越ヶ谷宿本陣福井猷貞(一七六九~一八二二)によって編さんされた郷土の地誌「大沢猫の爪」(越谷市史(四)七九頁)、ならびに「越ヶ谷瓜の蔓」(越谷市史(四)四三頁)のなかに、元禄八年(一六九五)検地の際の名請者の家を中心に、大沢町と越ヶ谷町の家別の調査記録が記されている。猷貞はこの調査の結果、「元禄八御検地名所受の百姓九分通り退転仕り候」と、元禄検地で名請した家の九割が一世紀余を経た化政期までに移動していると述べ、住民動態のはげしさを語っている。
それだけに、当時猷貞によってこころみられた宿場住民の動態調査は、きわめて困難な作業であったと思われ、越ヶ谷町は勿論、地元大沢町においても、全住民を対象としようとした調査は難行し、わずかに判明したものに限りこれを記述せざるを得なかった。しかしこの限られた住民動態の調査記録のなかからでも、宿場住民の移動年限やその出身地を抽出すれば、宿場における住民動態のおよその傾向を知ることができると思われる。
ただしことわっておかねばならないのは、猷貞が調査の対象にした宿場の住民とは、土地を所有している百姓で、しかも往還に面した表屋敷の所持者、いわゆる伝馬役百姓を指している。越ヶ谷・大沢両町ともに伝馬役百姓は株によってその数が規制されており、伝馬役屋敷株所有者が町政に参加し、かつ伝馬役を負担する一人前の住民であった。その他の土地や屋敷を所有しない住民は地借・店借と呼ばれ身分的にも区別されていた。
このうち伝馬役屋敷株は、宝永四年(一七〇七)の書上げでは、大沢町が七三軒、越ヶ谷町が一二〇軒半であったが、このほか往還に面した屋敷の間口が六間に満たない屋敷を歩行役、あるいは半軒役と称し、大沢町に五軒、越ヶ谷町に二一軒を数えていた。大沢町では、この歩行役を二軒で伝馬役一軒とみなし、伝馬役屋敷を合計七五軒半として幕末までこの株数に変化はない。越ヶ谷町では文化・文政年間には、伝馬屋敷が一二三軒半、歩行屋敷が二五軒半であり、宝永四年にくらべ伝馬屋敷三軒、歩行屋敷四軒半がそれぞれ増加している。これは宝永四年以後、往還通りの屋敷が新たに造成されたためと思われる。

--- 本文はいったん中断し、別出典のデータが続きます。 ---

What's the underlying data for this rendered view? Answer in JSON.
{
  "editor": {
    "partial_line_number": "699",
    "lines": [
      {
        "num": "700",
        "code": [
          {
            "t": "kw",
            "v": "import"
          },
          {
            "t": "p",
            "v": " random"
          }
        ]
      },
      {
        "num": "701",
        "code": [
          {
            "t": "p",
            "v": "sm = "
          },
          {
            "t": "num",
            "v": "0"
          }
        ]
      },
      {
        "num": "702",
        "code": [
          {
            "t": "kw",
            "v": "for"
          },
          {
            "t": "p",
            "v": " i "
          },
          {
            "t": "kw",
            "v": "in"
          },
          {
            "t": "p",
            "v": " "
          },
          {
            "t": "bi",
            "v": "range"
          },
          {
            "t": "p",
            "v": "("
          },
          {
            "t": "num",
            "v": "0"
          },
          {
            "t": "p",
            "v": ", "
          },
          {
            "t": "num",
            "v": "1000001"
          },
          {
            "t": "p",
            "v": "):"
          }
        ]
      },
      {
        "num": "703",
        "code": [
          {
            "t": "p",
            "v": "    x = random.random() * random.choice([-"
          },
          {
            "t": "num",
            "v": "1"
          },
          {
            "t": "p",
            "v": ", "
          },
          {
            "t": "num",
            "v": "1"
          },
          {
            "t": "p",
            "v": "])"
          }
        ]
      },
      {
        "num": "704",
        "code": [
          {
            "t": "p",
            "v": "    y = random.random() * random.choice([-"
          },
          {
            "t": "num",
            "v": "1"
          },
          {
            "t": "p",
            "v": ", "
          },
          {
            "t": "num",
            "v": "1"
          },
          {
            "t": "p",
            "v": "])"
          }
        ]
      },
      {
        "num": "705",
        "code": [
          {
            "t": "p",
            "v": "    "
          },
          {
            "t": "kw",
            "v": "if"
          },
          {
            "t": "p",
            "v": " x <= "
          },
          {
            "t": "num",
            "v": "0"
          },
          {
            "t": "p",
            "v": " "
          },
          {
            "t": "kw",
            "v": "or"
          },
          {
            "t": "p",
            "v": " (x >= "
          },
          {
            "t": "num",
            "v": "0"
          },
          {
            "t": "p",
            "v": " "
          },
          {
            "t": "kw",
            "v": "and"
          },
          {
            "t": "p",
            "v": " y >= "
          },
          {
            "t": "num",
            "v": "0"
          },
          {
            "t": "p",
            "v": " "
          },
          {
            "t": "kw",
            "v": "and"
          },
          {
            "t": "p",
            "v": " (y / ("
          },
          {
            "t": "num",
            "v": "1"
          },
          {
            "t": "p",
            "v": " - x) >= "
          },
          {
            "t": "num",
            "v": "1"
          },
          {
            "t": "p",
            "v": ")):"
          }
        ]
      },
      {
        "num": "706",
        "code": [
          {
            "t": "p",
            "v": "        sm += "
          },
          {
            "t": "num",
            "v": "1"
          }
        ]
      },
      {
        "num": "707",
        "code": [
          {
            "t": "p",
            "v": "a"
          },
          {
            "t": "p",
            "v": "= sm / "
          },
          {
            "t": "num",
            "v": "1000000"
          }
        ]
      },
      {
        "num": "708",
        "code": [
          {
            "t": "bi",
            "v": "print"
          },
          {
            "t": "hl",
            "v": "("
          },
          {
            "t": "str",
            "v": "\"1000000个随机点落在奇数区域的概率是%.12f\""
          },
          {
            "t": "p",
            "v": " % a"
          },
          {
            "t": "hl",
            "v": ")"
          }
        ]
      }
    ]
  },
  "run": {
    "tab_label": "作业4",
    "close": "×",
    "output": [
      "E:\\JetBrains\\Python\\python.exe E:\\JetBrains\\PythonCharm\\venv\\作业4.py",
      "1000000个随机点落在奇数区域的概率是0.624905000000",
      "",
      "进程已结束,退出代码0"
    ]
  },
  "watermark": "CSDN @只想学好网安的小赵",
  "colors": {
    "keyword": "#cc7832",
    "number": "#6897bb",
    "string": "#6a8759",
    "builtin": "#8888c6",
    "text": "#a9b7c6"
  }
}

この屋敷株は年代を経るにしたがい、かならずしも一軒一名による所持ではなく、一軒屋敷株が二分の一株、三分の一株と細分された形で所持されることもある反面、同一人が二株三株と複数の屋敷株を所有することも多くなった。一例を挙げると、「百姓八五郎と申すは、安永年中羽生領大越村より来り、紺屋久八と申し候て二軒前の株に成り候所、養子久左衛門代に成り、右地面残らず流地に成り候節、久八兄八右衛門甥八五郎へ四分一相渡し候」とあり、また「関口新左衛門は、旧家にて元禄度名所請候処、宝暦中半軒源七へ、明和中四分一彦八、安永中四分一政右衛門へ渡り無名に成り、彦八分又候はし長兵衛へ渡る」とあって、伝馬屋敷株所持者は頻繁に変動していたことが知れる。